Изменить стиль страницы

Мне сейчас 65, мне терять нечего. Готов вслед за Достоевским повторить: «…не верю я…телегам, подвозящим хлеб человечеству… без нравственного основания». Остаётся спросить, а кто нас сделал такими? На этот вопрос отвечу, не оглядываясь по сторонам: нас сделал такими пресловутый демократический централизм. Мы думать не смеем.

Время покажет, что из этого выйдет. И это время не за горами. Хочется сказать, опережая завтрашний день: на почве, политой кровью, не вырастет райского дерева. Плоды на нём будут горькими. Мы вырастили такое дерево. Оскомина сводит рот от его плодов. Но мы глотаем, делая вид, что едим райские плоды.

Был у меня знакомый ветеринарный врач. В 37-ом году его взяли. Через восемнадцать лет он вернулся…

Человек далёкий от политики, он любил своих копытных пациентов, слыл хорошим ветеринаром.

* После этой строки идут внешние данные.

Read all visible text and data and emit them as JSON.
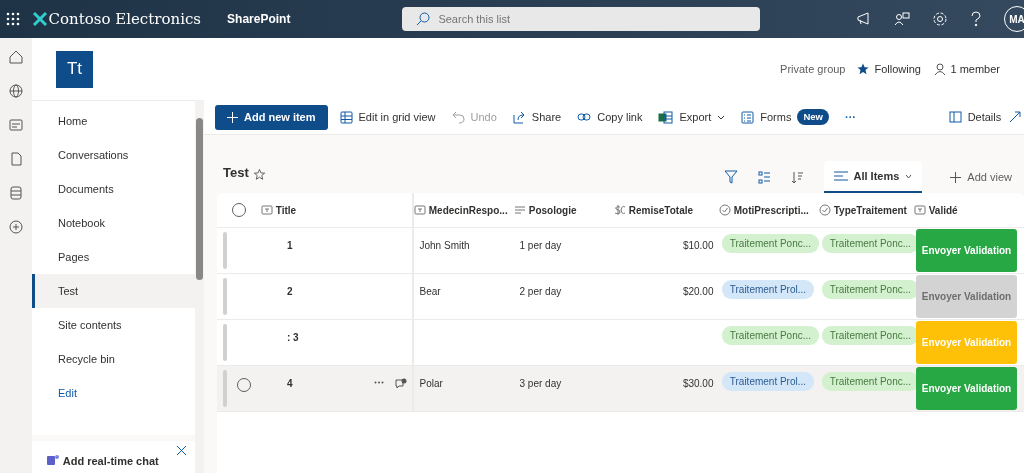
{
  "topbar": {
    "brand": "Contoso Electronics",
    "app": "SharePoint",
    "search": {
      "placeholder": "Search this list"
    },
    "avatar": "MA"
  },
  "site": {
    "logo": "Tt",
    "privacy": "Private group",
    "following": "Following",
    "members": "1 member"
  },
  "nav": [
    {
      "label": "Home",
      "selected": false,
      "kind": "item"
    },
    {
      "label": "Conversations",
      "selected": false,
      "kind": "item"
    },
    {
      "label": "Documents",
      "selected": false,
      "kind": "item"
    },
    {
      "label": "Notebook",
      "selected": false,
      "kind": "item"
    },
    {
      "label": "Pages",
      "selected": false,
      "kind": "item"
    },
    {
      "label": "Test",
      "selected": true,
      "kind": "item"
    },
    {
      "label": "Site contents",
      "selected": false,
      "kind": "item"
    },
    {
      "label": "Recycle bin",
      "selected": false,
      "kind": "item"
    },
    {
      "label": "Edit",
      "selected": false,
      "kind": "link"
    }
  ],
  "chat_panel": {
    "title": "Add real-time chat"
  },
  "commands": [
    {
      "kind": "primary",
      "label": "Add new item",
      "disabled": false
    },
    {
      "kind": "grid",
      "label": "Edit in grid view",
      "disabled": false
    },
    {
      "kind": "undo",
      "label": "Undo",
      "disabled": true
    },
    {
      "kind": "share",
      "label": "Share",
      "disabled": false
    },
    {
      "kind": "link",
      "label": "Copy link",
      "disabled": false
    },
    {
      "kind": "export",
      "label": "Export",
      "disabled": false
    },
    {
      "kind": "forms",
      "label": "Forms",
      "badge": "New",
      "disabled": false
    },
    {
      "kind": "more",
      "label": "···",
      "disabled": false
    }
  ],
  "details": "Details",
  "list": {
    "title": "Test",
    "view": "All Items",
    "add_view": "Add view"
  },
  "table": {
    "all_selected": false,
    "columns": [
      {
        "label": "Title",
        "kind": "text"
      },
      {
        "label": "MedecinRespo...",
        "kind": "text"
      },
      {
        "label": "Posologie",
        "kind": "lines"
      },
      {
        "label": "RemiseTotale",
        "kind": "currency"
      },
      {
        "label": "MotiPrescripti...",
        "kind": "choice"
      },
      {
        "label": "TypeTraitement",
        "kind": "choice"
      },
      {
        "label": "Validé",
        "kind": "text"
      }
    ],
    "rows": [
      {
        "hovered": false,
        "title": "1",
        "medecin": "John Smith",
        "posologie": "1 per day",
        "remise": "$10.00",
        "motif": {
          "label": "Traitement Ponc...",
          "color": "#d3f1cf"
        },
        "type": {
          "label": "Traitement Ponc...",
          "color": "#d3f1cf"
        },
        "action": {
          "label": "Envoyer Validation",
          "color": "#28a745"
        }
      },
      {
        "hovered": false,
        "title": "2",
        "medecin": "Bear",
        "posologie": "2 per day",
        "remise": "$20.00",
        "motif": {
          "label": "Traitement Prol...",
          "color": "#d4e7f8"
        },
        "type": {
          "label": "Traitement Ponc...",
          "color": "#d3f1cf"
        },
        "action": {
          "label": "Envoyer Validation",
          "color": "#d3d3d3"
        }
      },
      {
        "hovered": false,
        "title": ": 3",
        "medecin": "",
        "posologie": "",
        "remise": "",
        "motif": {
          "label": "Traitement Ponc...",
          "color": "#d3f1cf"
        },
        "type": {
          "label": "Traitement Ponc...",
          "color": "#d3f1cf"
        },
        "action": {
          "label": "Envoyer Validation",
          "color": "#ffc107"
        }
      },
      {
        "hovered": true,
        "title": "4",
        "medecin": "Polar",
        "posologie": "3 per day",
        "remise": "$30.00",
        "motif": {
          "label": "Traitement Prol...",
          "color": "#d4e7f8"
        },
        "type": {
          "label": "Traitement Ponc...",
          "color": "#d3f1cf"
        },
        "action": {
          "label": "Envoyer Validation",
          "color": "#28a745"
        }
      }
    ]
  }
}
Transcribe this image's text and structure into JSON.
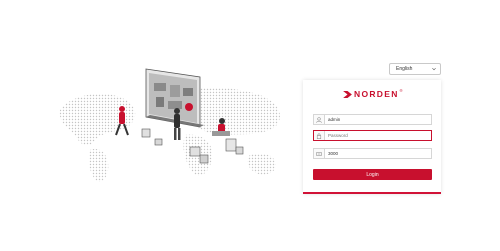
{
  "language": {
    "selected": "English"
  },
  "brand": {
    "logo_text": "NORDEN",
    "mark": "®"
  },
  "form": {
    "username_value": "admin",
    "password_placeholder": "Password",
    "captcha_value": "3000",
    "login_label": "Login"
  },
  "colors": {
    "accent": "#c8102e"
  },
  "icons": {
    "username": "user-icon",
    "password": "lock-icon",
    "captcha": "captcha-icon",
    "dropdown": "chevron-down-icon"
  }
}
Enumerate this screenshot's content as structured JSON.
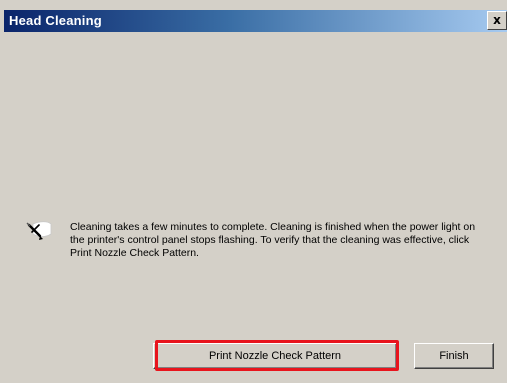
{
  "dialog": {
    "title": "Head Cleaning",
    "close_glyph": "x",
    "message_icon": "pencil-note-icon",
    "message": "Cleaning takes a few minutes to complete. Cleaning is finished when the power light on the printer's control panel stops flashing. To verify that the cleaning was effective, click Print Nozzle Check Pattern.",
    "buttons": {
      "nozzle_check": "Print Nozzle Check Pattern",
      "finish": "Finish"
    },
    "highlight_color": "#e8141d"
  }
}
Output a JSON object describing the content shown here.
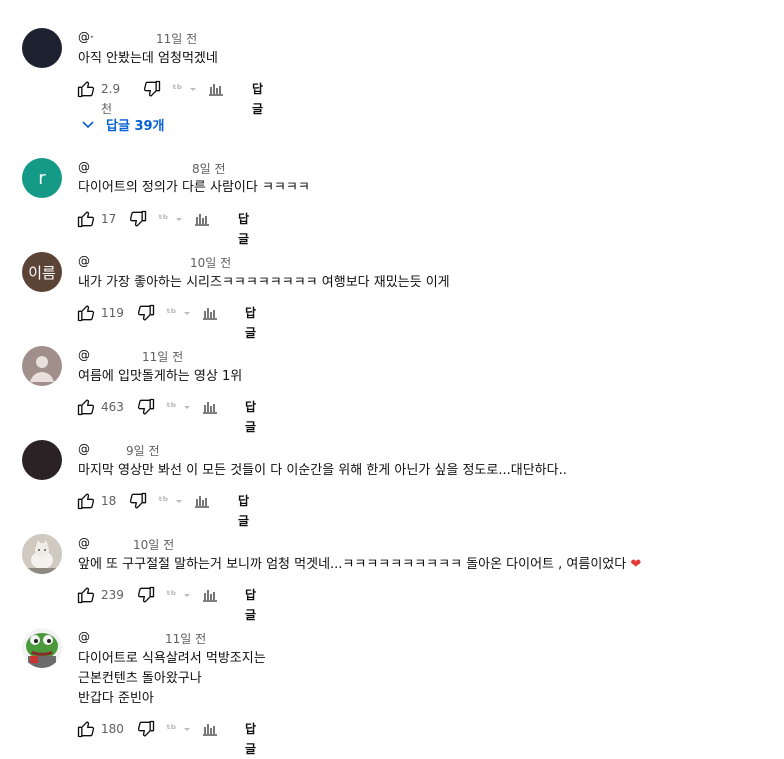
{
  "colors": {
    "accent_blue": "#065fd4",
    "heart": "#e53935"
  },
  "comments": [
    {
      "handle": "@·",
      "time": "11일 전",
      "lines": [
        "아직 안봤는데 엄청먹겠네"
      ],
      "likes": "2.9천",
      "reply_label": "답글",
      "replies_label": "답글 39개",
      "avatar_letter": ""
    },
    {
      "handle": "@",
      "time": "8일 전",
      "lines": [
        "다이어트의 정의가 다른 사람이다 ㅋㅋㅋㅋ"
      ],
      "likes": "17",
      "reply_label": "답글",
      "avatar_letter": "r"
    },
    {
      "handle": "@",
      "time": "10일 전",
      "lines": [
        "내가 가장 좋아하는 시리즈ㅋㅋㅋㅋㅋㅋㅋㅋ 여행보다 재밌는듯 이게"
      ],
      "likes": "119",
      "reply_label": "답글",
      "avatar_letter": "이름"
    },
    {
      "handle": "@",
      "time": "11일 전",
      "lines": [
        "여름에 입맛돌게하는 영상 1위"
      ],
      "likes": "463",
      "reply_label": "답글",
      "avatar_letter": ""
    },
    {
      "handle": "@",
      "time": "9일 전",
      "lines": [
        "마지막 영상만 봐선 이 모든 것들이 다 이순간을 위해 한게 아닌가 싶을 정도로...대단하다.."
      ],
      "likes": "18",
      "reply_label": "답글",
      "avatar_letter": ""
    },
    {
      "handle": "@",
      "time": "10일 전",
      "lines": [
        "앞에 또 구구절절 말하는거 보니까 엄청 먹겟네...ㅋㅋㅋㅋㅋㅋㅋㅋㅋㅋ 돌아온 다이어트 , 여름이었다"
      ],
      "likes": "239",
      "reply_label": "답글",
      "avatar_letter": ""
    },
    {
      "handle": "@",
      "time": "11일 전",
      "lines": [
        "다이어트로 식욕살려서 먹방조지는",
        "근본컨텐츠 돌아왔구나",
        "반갑다 준빈아"
      ],
      "likes": "180",
      "reply_label": "답글",
      "avatar_letter": ""
    }
  ]
}
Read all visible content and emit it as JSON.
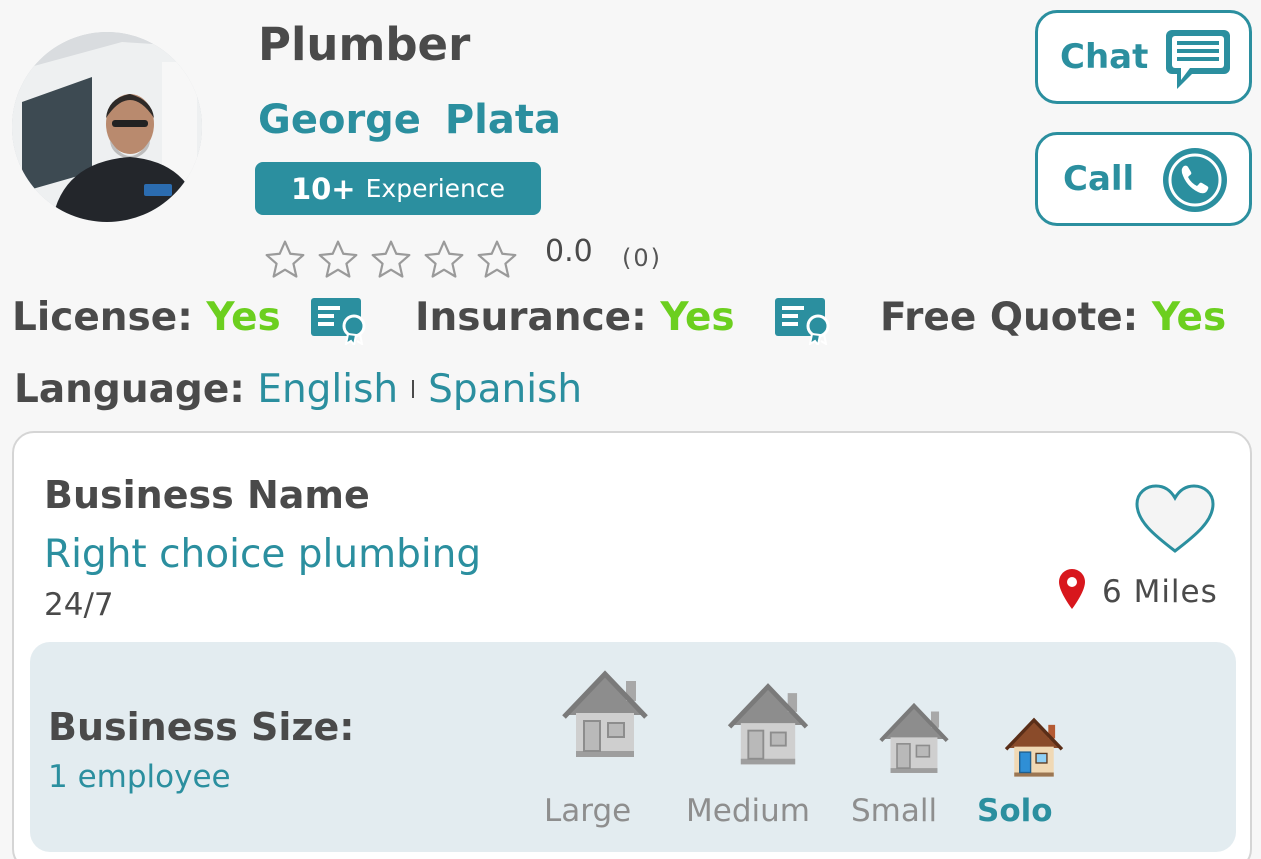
{
  "profile": {
    "trade": "Plumber",
    "name": "George  Plata",
    "experience_number": "10+",
    "experience_label": "Experience",
    "rating": "0.0",
    "review_count": "(0)",
    "stars_filled": 0,
    "stars_total": 5
  },
  "actions": {
    "chat_label": "Chat",
    "call_label": "Call"
  },
  "qualifications": {
    "license_label": "License:",
    "license_value": "Yes",
    "insurance_label": "Insurance:",
    "insurance_value": "Yes",
    "free_quote_label": "Free Quote:",
    "free_quote_value": "Yes"
  },
  "languages": {
    "label": "Language:",
    "items": [
      "English",
      "Spanish"
    ]
  },
  "business": {
    "name_label": "Business Name",
    "name": "Right choice plumbing",
    "hours": "24/7",
    "distance": "6 Miles",
    "size_label": "Business Size:",
    "size_value": "1 employee",
    "sizes": [
      "Large",
      "Medium",
      "Small",
      "Solo"
    ],
    "selected_size": "Solo"
  },
  "colors": {
    "accent": "#2b8f9f",
    "yes_green": "#6ccf1f",
    "text": "#4a4a4a",
    "panel": "#e3ecf0",
    "pin_red": "#d8171d"
  },
  "icons": [
    "star-outline-icon",
    "chat-bubble-icon",
    "phone-icon",
    "certificate-icon",
    "heart-outline-icon",
    "location-pin-icon",
    "house-icon"
  ]
}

Я спросил своего знакомого, почему его всё-таки взяли.

– Я заражал лошадей менингитом!

– А на самом деле?

Ветеринар грустно улыбнулся:

– Если бы удалось заразить хоть одну лошадь менингитом, то мне непременно присудили бы Нобелевскую премию. Животные, как на грех, менингитом не болеют.

– Это известно науке?

– Науке известно…

Знакомую девушку исключили из комсомола, из института. Это было не в 37- ом году, а задолго до этого. Все знали, что Аня встречается с однокурсником Славой, собирается выйти за него замуж, и вдруг ей приснился муж – не то офицер, не то нэпман.

– Идиотский сон, – возмущалась Аня, рассказывая об этом подруге.- На днях мы со Славой женимся, а приснился мне другой.

Подруга донесла. Так началось личное дело комсомолки Ани.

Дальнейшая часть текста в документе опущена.